Far from the capitalist free market providing, through those hallowed laws of supply and demand, the engines of growth, their dynamics have created the underlying problem. Cost-cutting, poor investment in storage capacity, and failures in long-term planning for alternative energy sources (such as renewables) have all created immense vulnerabilities in national economies. The withdrawal of Russian gas exports has ignited the crisis, but wiser economic planning would have enabled economies like Britain’s, or indeed Germany’s, to show more resilience.
Solutions beyond the market
The suggested solutions to the crisis are many and varied. In some quarters, both here and elsewhere, there is an enthusiasm for telling consumers that they must cut back on energy use. This entirely fails to respond to the scale of the issues involved. The minor rebate and windfall tax the Tory government has come up with so far are widely accepted to be inadequate.
The French government, otherwise devotedly neoliberal in outlook, has nationalised its energy company, and is willing to spend the necessary money to hold bills down. As it stands, this is still a limited measure that is designed as much to protect French capitalism from crisis, as done out of concern for social discontent. It is not, in fact, out of character for states to take control of infrastructure directly for the benefit of capitalism; it was the US government that built that country’s railways in the nineteenth century, after all.
The Resolution Foundation makes some suggestions for an immediate solution, including various rebates and tax rises, but argues that nationalisation is irrelevant as it wouldn’t affect prices. This is nonsense, of course, since nationalisation of all energy suppliers in the UK means that profits wouldn’t have to go to shareholders, and the cost of North Sea gas wouldn’t have to be tethered to world prices.
Complex combinations of targeted help, price freezes and temporary windfalls are really distractions. The state needs to take control of the industry so that it can control and plan the use and development of resources. It needs to cap prices universally, and raise corporation tax and income tax on the higher bands (how about a 60% rate on incomes over £100,000?) as much as necessary in order to pay for the required energy imports.
The cost of all this might be higher than taxation of wealth can generate, but the state will have to pay out large sums anyway, and the pandemic has shown it is capable of this. Equally, the money for wars has always been there, and as of 15 August, the government has spent £2.3 billion on arms to Ukraine.
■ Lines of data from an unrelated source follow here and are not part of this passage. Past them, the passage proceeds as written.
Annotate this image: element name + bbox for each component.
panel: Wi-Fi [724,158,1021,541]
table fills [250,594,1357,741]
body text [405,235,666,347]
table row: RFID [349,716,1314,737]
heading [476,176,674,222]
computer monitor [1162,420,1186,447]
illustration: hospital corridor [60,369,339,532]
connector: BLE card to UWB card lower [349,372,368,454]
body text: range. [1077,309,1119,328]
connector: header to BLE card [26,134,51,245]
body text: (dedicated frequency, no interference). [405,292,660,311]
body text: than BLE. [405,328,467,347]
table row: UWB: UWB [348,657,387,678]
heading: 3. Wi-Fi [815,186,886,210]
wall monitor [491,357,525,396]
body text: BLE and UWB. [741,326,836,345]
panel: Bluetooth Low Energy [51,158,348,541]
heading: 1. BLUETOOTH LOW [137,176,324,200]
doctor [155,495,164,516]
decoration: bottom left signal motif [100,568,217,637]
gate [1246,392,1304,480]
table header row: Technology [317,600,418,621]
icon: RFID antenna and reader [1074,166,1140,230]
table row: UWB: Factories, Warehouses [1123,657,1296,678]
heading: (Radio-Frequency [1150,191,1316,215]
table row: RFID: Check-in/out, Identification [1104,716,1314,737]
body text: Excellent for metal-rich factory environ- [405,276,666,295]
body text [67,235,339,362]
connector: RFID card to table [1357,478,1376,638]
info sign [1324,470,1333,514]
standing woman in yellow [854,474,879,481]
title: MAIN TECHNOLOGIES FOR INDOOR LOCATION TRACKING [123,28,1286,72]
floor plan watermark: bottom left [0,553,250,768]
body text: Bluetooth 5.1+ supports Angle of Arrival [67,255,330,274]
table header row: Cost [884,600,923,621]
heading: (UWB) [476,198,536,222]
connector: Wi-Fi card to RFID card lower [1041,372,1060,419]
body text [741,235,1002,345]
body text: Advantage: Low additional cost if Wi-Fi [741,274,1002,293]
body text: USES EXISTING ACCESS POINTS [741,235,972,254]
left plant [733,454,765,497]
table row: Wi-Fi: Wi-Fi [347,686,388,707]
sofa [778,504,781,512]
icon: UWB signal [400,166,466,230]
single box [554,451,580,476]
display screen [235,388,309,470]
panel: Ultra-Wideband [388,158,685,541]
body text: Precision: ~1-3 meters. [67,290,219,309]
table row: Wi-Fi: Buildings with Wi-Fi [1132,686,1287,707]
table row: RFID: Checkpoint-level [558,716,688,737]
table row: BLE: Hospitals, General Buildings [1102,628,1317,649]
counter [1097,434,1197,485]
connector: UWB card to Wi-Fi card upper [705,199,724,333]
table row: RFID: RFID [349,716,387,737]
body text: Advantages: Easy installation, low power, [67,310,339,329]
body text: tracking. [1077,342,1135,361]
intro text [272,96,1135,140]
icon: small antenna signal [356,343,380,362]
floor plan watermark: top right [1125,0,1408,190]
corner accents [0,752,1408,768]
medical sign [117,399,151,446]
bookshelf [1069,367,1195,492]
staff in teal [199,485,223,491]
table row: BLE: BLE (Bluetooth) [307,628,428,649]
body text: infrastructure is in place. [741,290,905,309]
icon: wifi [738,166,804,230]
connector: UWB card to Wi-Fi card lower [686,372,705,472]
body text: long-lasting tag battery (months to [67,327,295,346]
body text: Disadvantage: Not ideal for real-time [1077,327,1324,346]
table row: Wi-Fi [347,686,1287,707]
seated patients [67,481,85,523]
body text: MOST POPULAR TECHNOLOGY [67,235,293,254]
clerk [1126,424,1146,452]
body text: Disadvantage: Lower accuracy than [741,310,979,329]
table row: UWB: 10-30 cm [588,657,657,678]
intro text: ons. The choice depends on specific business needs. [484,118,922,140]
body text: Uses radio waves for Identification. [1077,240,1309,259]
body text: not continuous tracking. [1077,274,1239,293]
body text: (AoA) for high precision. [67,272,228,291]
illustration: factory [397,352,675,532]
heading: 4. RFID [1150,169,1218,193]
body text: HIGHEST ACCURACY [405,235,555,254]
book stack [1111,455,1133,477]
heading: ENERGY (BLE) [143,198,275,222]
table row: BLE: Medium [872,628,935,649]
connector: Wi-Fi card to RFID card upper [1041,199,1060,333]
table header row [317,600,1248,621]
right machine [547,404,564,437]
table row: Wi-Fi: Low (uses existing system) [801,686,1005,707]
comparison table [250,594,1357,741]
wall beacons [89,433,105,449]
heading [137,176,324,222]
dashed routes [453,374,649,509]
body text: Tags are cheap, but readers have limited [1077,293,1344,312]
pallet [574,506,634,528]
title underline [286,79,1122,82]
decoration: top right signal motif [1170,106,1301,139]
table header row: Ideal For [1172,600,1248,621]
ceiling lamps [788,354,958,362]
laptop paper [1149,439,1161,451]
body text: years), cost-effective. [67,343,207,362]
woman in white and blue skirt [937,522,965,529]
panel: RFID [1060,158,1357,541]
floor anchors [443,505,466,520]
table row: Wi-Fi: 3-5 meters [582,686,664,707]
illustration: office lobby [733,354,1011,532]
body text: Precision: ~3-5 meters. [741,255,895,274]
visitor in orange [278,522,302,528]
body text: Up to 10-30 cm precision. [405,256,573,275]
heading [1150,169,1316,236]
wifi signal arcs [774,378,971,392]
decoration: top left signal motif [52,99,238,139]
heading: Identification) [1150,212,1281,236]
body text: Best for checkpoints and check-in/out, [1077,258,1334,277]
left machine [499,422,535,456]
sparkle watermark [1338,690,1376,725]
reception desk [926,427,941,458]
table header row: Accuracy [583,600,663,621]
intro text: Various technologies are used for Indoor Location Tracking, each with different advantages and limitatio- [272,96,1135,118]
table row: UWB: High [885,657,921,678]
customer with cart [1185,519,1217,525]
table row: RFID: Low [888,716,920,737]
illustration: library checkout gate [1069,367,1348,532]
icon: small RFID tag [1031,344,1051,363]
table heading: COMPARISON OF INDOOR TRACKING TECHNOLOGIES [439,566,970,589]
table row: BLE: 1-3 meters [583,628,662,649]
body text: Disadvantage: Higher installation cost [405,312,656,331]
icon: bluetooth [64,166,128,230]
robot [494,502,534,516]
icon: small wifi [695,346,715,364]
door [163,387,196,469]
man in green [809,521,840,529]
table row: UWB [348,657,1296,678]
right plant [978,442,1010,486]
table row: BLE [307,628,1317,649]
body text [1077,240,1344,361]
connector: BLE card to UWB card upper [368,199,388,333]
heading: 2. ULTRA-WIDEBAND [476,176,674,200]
Instead of this funding of death and suffering, the world needs a genuine push for a ceasefire and a peace deal.
The crisis needs to wipe away the illusory assumption that markets are like natural forces that can only be endured. Planning is possible, and indeed necessary, because markets will fail. The long-term solution to the present crisis is, of course, to build a renewable energy infrastructure, but note that even if our present renewable capacity was much larger than it now is, we would still be paying high energy bills if we allowed it to remain embedded in the market system. Currently, the cost of privately produced renewable energy has gone up just like North Sea gas, responding to market conditions.
This is why we need to take the whole energy infrastructure out of the market entirely. Nationalisation is the answer to the crisis in the short-term, as it would enable the state to control prices directly while managing supply, but it is a long-term necessity also. The crisis is one more catastrophic failure of capitalism to meet basic needs, and yet another argument for a system of democratic planning that can respond rationally to humanity’s and the planet’s needs.